Die Schweizerische Energie-Stiftung (SES) fordert mehr Transparenz vom AKW auf Solothurner Boden. «Wäre es nur ein kleines technisches Problem, müsste Gösgen nicht so lange abgeschaltet bleiben», sagt Nils Epprecht, SES-Geschäftsleiter, zu Blick. Die wahre Dimension der Mängel am Werk werde verschleiert, mutmasst er. «Wenn die Allgemeinheit für einen halben Milliardenverlust aufkommen soll, muss sie auch erfahren, welche Risiken tatsächlich bestehen.»

Ausfall geht ins Geld

Die Folgen des Ausfalls sind tatsächlich happig. Der Ausfall macht den beteiligten Energiekonzernen Alpiq und Axpo einen Strich durch die Rechnung – konkret rechnet Alpiq beim operativen Geschäftsergebnis 2025 mit Einbussen zwischen 140 und 160 Millionen Franken. Axpo erwartet einen Minderertrag von 150 bis 170 Millionen Franken, verteilt auf die beiden Geschäftsjahre 2024/2025 und 2025/2026.

Auch für die Stadt Zürich könnte es teuer werden. Sie ist mit einem Anteil von 15 Prozent die drittgrösste Aktionärin des Kernkraftwerks. Ein weiteres halbes Jahr Ausfall des Kraftwerks hätte deshalb ebenfalls finanzielle Folgen für die Stadt – in welcher Höhe, ist noch offen.

Gösgen-Aktionäre wie Alpiq, Axpo und eben die Stadt Zürich müssen den fehlenden Strom nun anderweitig beschaffen. Wenn das nicht bei den eigenen Kraftwerken möglich ist, müssen sie ihn auf dem Markt einkaufen. Je nach Strompreis kann dies teurer werden.

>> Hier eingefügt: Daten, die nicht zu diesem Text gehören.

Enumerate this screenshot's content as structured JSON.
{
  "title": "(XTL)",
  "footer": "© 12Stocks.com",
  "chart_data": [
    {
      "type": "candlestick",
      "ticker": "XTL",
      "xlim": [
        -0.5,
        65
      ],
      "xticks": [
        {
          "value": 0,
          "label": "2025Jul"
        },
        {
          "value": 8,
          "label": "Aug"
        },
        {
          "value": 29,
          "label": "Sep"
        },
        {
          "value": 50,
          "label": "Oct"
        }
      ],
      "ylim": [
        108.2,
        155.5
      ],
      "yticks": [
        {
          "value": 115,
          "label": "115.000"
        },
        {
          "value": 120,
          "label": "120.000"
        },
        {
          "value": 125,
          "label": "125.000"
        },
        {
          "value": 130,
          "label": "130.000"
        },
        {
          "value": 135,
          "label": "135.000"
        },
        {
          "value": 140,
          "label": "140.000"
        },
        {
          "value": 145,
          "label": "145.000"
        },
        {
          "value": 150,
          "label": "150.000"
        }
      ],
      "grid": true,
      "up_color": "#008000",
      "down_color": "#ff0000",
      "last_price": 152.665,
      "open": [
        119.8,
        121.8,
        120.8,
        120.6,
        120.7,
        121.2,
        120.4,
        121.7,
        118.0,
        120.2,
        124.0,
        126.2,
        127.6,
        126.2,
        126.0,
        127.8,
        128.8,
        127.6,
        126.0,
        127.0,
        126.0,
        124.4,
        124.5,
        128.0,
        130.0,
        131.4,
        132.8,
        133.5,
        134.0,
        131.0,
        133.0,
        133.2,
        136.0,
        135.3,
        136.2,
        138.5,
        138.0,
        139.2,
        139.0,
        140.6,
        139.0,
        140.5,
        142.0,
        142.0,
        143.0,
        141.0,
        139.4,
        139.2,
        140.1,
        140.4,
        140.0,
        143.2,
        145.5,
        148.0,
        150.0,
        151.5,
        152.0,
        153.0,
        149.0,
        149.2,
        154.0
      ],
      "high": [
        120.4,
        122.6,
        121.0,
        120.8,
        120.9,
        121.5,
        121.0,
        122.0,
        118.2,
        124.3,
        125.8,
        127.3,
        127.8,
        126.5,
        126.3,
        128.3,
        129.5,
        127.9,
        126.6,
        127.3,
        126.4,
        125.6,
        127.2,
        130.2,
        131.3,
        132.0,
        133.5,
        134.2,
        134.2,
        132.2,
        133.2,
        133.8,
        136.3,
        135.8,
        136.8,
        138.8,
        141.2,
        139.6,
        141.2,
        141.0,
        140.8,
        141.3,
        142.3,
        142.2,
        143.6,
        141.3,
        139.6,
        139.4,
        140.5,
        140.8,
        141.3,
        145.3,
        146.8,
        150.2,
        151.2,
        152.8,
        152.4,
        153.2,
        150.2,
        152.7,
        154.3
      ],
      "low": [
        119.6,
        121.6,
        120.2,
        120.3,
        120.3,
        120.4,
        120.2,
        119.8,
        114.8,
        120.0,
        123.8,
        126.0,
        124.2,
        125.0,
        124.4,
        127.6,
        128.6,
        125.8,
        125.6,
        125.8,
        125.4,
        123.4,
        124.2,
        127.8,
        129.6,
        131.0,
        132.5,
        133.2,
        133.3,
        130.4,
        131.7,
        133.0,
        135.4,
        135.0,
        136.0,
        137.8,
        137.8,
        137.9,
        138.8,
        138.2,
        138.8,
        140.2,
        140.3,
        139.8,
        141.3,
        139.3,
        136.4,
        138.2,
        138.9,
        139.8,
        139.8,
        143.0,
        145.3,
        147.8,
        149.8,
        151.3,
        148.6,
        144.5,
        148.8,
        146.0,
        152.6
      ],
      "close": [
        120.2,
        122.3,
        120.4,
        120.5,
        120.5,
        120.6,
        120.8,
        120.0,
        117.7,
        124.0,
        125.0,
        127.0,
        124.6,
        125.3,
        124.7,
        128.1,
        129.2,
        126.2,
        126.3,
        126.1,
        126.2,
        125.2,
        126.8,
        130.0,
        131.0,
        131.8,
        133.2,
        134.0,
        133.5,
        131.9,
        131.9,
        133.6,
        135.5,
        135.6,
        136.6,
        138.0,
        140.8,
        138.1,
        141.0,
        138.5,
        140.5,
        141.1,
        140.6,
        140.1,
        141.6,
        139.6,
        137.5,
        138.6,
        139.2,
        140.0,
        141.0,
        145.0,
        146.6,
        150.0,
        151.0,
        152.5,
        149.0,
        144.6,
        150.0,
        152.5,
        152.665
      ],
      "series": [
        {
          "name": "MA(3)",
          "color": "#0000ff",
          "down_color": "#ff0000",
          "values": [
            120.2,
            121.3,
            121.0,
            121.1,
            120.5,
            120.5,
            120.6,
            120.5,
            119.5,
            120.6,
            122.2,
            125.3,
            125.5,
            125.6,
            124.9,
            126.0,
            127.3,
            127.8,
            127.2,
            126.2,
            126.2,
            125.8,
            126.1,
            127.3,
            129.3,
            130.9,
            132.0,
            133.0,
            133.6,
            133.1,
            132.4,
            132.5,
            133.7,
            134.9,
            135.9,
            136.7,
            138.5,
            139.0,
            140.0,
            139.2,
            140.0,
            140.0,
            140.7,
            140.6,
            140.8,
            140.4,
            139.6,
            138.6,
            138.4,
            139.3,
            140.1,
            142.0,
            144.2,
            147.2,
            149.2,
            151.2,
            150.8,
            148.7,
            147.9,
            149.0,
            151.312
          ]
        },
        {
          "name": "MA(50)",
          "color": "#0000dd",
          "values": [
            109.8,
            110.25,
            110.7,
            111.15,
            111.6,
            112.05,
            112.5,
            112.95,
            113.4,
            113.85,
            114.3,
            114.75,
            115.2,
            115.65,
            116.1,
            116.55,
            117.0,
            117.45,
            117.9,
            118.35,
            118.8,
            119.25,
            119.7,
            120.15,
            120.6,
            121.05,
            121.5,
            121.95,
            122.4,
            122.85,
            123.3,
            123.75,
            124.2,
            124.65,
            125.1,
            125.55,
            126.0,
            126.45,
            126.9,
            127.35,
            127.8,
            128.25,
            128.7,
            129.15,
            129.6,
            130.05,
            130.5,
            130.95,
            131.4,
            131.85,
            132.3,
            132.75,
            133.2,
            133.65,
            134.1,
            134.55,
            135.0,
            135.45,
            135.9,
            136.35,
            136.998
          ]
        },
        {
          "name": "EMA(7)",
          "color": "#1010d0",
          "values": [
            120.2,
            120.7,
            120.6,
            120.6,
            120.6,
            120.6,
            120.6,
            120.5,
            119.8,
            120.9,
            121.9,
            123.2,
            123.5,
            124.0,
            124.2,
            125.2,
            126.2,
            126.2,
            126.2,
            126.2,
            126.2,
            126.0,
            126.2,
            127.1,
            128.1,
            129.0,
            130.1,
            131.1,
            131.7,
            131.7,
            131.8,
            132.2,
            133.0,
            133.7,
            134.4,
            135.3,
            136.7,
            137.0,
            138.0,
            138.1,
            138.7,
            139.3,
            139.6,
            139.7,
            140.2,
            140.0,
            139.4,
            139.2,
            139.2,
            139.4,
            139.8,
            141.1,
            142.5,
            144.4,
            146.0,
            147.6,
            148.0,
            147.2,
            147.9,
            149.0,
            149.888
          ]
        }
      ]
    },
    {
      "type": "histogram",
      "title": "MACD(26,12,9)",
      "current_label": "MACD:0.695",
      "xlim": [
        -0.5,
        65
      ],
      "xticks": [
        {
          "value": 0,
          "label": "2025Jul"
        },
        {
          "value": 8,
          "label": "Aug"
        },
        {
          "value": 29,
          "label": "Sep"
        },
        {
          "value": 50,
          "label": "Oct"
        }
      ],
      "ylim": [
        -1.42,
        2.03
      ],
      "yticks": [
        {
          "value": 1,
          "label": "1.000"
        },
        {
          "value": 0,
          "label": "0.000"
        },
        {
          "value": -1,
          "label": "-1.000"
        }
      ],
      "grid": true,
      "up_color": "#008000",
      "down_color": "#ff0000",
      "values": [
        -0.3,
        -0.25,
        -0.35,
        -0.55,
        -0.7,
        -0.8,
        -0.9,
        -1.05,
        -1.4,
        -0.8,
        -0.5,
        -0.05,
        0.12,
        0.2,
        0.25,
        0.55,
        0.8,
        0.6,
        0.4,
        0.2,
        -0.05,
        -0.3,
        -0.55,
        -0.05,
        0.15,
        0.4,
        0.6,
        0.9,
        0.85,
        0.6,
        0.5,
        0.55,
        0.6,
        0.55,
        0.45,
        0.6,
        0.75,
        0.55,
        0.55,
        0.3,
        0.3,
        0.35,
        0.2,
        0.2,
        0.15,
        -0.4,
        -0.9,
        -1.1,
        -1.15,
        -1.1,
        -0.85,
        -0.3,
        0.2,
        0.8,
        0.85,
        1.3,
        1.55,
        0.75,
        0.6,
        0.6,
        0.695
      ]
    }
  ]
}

Gemäss «Tages-Anzeiger» können zumindest die EWZ-Stromkunden aufatmen. Seit 2018 liefert das EWZ ausschliesslich Strom aus erneuerbarer Energie – den Atomstrom setzt das EWZ nur noch am Strommarkt ab. Darum habe der Ausfall von Gösgen keinen Einfluss auf die Stromtarife, sagt ein Sprecher.